The authors provide an important distinction between theories, which should be testable and falsifiable, and planning models that are more like blueprints that guide actions, but do not provide testable hypotheses. Rather, PRECEDE-PROCEED highlights a sequence of steps and activities that should be conducted to obtain successful and sustainable outcomes. Keys to PRECEDE-PROCEED, as Crosby and Noar describe, are that it is a socio-ecologic model that considers factors at multiple levels from the individual to society; and that a collaborative, community-oriented partnership approach is used to engage relevant stakeholders throughout the process.

The PRECEDE-PROCEED model works especially well for complex issues, such as improving dental health, that are multifaceted and involve several interrelated factors including personal behaviors, family and media influences, clinical/dental education and interventions, and larger social and economic factors.
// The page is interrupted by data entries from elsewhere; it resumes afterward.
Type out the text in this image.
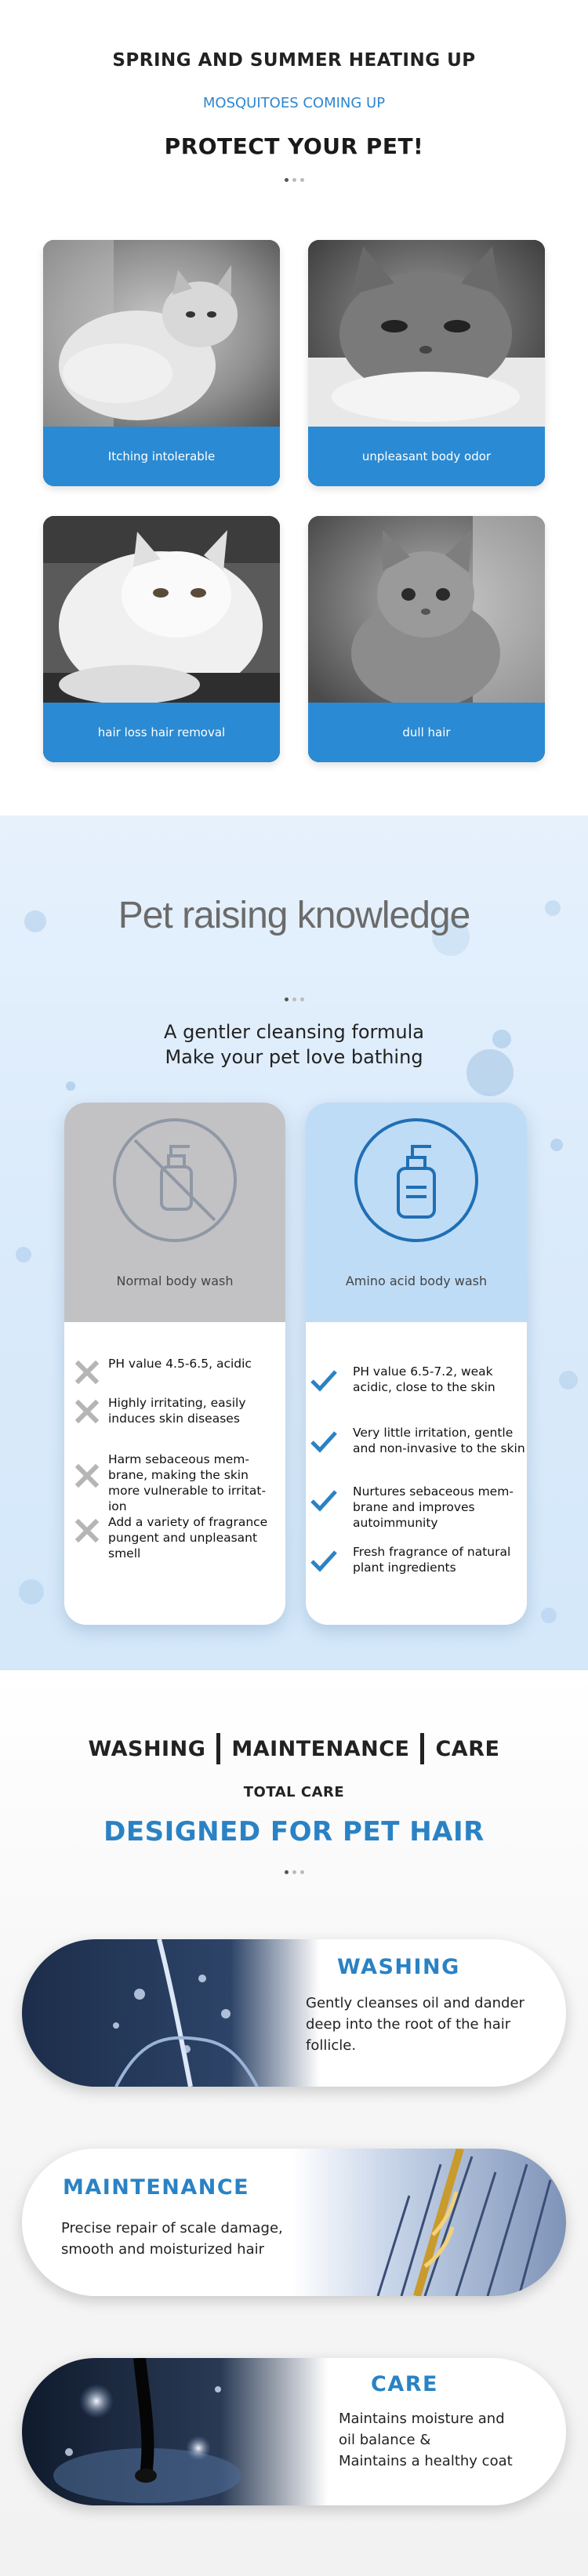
SPRING AND SUMMER HEATING UP
MOSQUITOES COMING UP
PROTECT YOUR PET!
Itching intolerable	unpleasant body odor
hair loss hair removal	dull hair
Pet raising knowledge
A gentler cleansing formula
Make your pet love bathing
Normal body wash
PH value 4.5-6.5, acidic
Highly irritating, easily induces skin diseases
Harm sebaceous mem-brane, making the skin more vulnerable to irritat-ion
Add a variety of fragrance pungent and unpleasant smell
Amino acid body wash
PH value 6.5-7.2, weak acidic, close to the skin
Very little irritation, gentle and non-invasive to the skin
Nurtures sebaceous mem-brane and improves autoimmunity
Fresh fragrance of natural plant ingredients
WASHING MAINTENANCE CARE
TOTAL CARE
DESIGNED FOR PET HAIR
WASHING
Gently cleanses oil and dander
deep into the root of the hair
follicle.
MAINTENANCE
Precise repair of scale damage,
smooth and moisturized hair
CARE
Maintains moisture and
oil balance &
Maintains a healthy coat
Given the complexity of the model, I highlight some additional points to those presented by Crosby and Noar. First, it is not so much the number of activities completed at each step or level of diagnosis and action within PRECEDE-PROCEED that is important. Rather, as with the Chronic Care Model (3), another widely used planning model within medical systems, it is the extent to which these activities are conducted in an integrated fashion and designed to complement and reinforce each other that determines success.

It is currently politically correct to say that one employs a partnership approach, but more challenging to “walk one's talk” and to actually treat stakeholders, ranging from citizens and families to health care professionals, to vested interests and those having opposing views, as equal and valued partners. Doing so is one of the “best processes” that is essential to success and Dr. Green's website references assessment strategies for determining the extent to which a project is really community-based and participatory (a useful screening question that is often revealing is to ask, “who controls the budget and makes actual budget decisions?”).
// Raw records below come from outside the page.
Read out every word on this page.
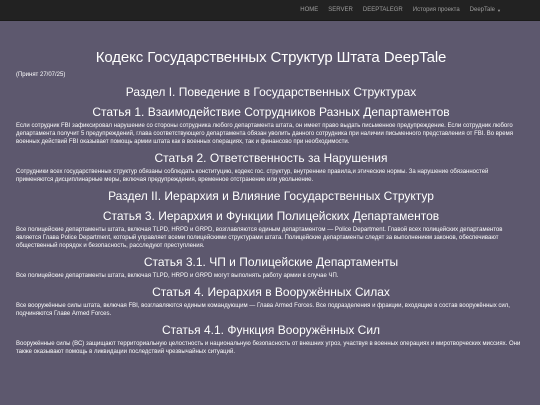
HOME	SERVER	DEEPTALEGR	История проекта	DeepTale ▼
Кодекс Государственных Структур Штата DeepTale
(Принят 27/07/25)
Раздел I. Поведение в Государственных Структурах
Статья 1. Взаимодействие Сотрудников Разных Департаментов

Если сотрудник FBI зафиксировал нарушение со стороны сотрудника любого департамента штата, он имеет право выдать письменное предупреждение. Если сотрудник любого департамента получит 5 предупреждений, глава соответствующего департамента обязан уволить данного сотрудника при наличии письменного представления от FBI. Во время военных действий FBI оказывает помощь армии штата как в военных операциях, так и финансово при необходимости.

Статья 2. Ответственность за Нарушения

Сотрудники всех государственных структур обязаны соблюдать конституцию, кодекс гос. структур, внутренние правила,и этические нормы. За нарушение обязанностей применяются дисциплинарные меры, включая предупреждения, временное отстранение или увольнение.

Раздел II. Иерархия и Влияние Государственных Структур
Статья 3. Иерархия и Функции Полицейских Департаментов

Все полицейские департаменты штата, включая TLPD, HRPD и GRPD, возглавляются единым департаментом — Police Department. Главой всех полицейских департаментов является Глава Police Department, который управляет всеми полицейскими структурами штата. Полицейские департаменты следят за выполнением законов, обеспечивают общественный порядок и безопасность, расследуют преступления.

Статья 3.1. ЧП и Полицейские Департаменты

Все полицейские департаменты штата, включая TLPD, HRPD и GRPD могут выполнять работу армии в случае ЧП.

Статья 4. Иерархия в Вооружённых Силах

Все вооружённые силы штата, включая FBI, возглавляются единым командующим — Глава Armed Forces. Все подразделения и фракции, входящие в состав вооружённых сил, подчиняются Главе Armed Forces.

Статья 4.1. Функция Вооружённых Сил

Вооружённые силы (ВС) защищают территориальную целостность и национальную безопасность от внешних угроз, участвуя в военных операциях и миротворческих миссиях. Они также оказывают помощь в ликвидации последствий чрезвычайных ситуаций.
Finally, although Crosby and Noar do a nice job of presenting the evaluation aspects of the PROCEED components, these are actually interactive, and to build successful sustainable programs, planners need to adapt to changing circumstances, challenges, and emerging data. The capacity that they rightly emphasize involves the ability to respond to new problems and situations, not simply implementing one's original strategy “with fidelity.”